IF WE Ever Larn THAT THIS IS BEING DONE
WE Will IMMEDIATELY UPDATE THIS Folio.

And remember that since GRC is 100% secured using Extended Validation (EV) certificates, if yous are viewing this site through a browser such every bit Firefox or Chrome, which properly validates EV certificates, and if you are seeing the special greenish EV display in your browser's address bar for this folio, and then the connection tin not possibly have been intercepted and altered. (See this folio for a total discussion of the special anti-spoofing power of extended validation certificates.)

But there's a solution to THAT as well!

All you need to do is go home (or anywhere that'southward unlikely to accept SSL interception in identify) and so bring up and impress merely the start page of this GRC Fingerprints page. Now yous'll have a handy hardcopy showing the authentic fingerprints of those tiptop popularity spider web sites shown at the top when this folio is showtime presented.
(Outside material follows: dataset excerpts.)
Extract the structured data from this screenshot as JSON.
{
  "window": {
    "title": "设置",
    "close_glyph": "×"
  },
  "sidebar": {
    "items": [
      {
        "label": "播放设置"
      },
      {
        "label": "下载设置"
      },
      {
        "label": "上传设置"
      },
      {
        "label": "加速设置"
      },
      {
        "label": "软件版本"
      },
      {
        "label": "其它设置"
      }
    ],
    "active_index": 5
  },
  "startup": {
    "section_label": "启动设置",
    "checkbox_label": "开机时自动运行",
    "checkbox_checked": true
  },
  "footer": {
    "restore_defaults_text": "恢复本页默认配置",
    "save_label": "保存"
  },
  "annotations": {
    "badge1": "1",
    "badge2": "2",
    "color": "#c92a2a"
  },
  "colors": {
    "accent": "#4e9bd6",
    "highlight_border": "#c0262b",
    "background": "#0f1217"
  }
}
Bring the printout back to where you're wondering about SSL interception and filtering. Bring up a few of those sites and compare their fingerprints to the handy printout. If they friction match, you know admittedly that they are NOT being filtered. And if they don't friction match . . .something fishy may well exist going on.

Additional Resources:

Ship the states any feedback, questions, thoughts, ideas, etc., near this HTTPS connection fingerprinting page.
Michael Horowitz'due south "Defensive Calculating" blog at ComputerWorld has a terrific and even more extensive explanation of this issue. If you're interested in reading more than about this, check it out!
Direct Domain Admission: Webmasters who wish to place links on their own sites to allow their visitors to exist assured of their connexion'due south privacy, may simply append the string "?domain=domain.name" to the finish of this page'southward URL. And so, for instance, to directly display the certificate fingerprint for "www.pbs.org", the URL would exist: https://www.grc.com/fingerprints.htm?domain=www.pbs.org
(click it and see)
A WIRED Magazine article discussing a device fabricated by "Parcel Forensics" for perpetrating exactly this sort of secretive connexion interception.
A comprehensive White Paper (1.27 mb PDF) which accompanied Jeff Jarmoc's presentation at the Black Lid Europe, March fourteen, 2012, briefing. Jeff'southward presentation and newspaper were titled: SSL/TLS Interception Proxies and Transitive Trust.
A Spanish language explanation of these ideas: Miguel Mollejo, a valued contributor to GRC'south public newsgroups, has thoughtfully produced a Spanish language caption of these ideas.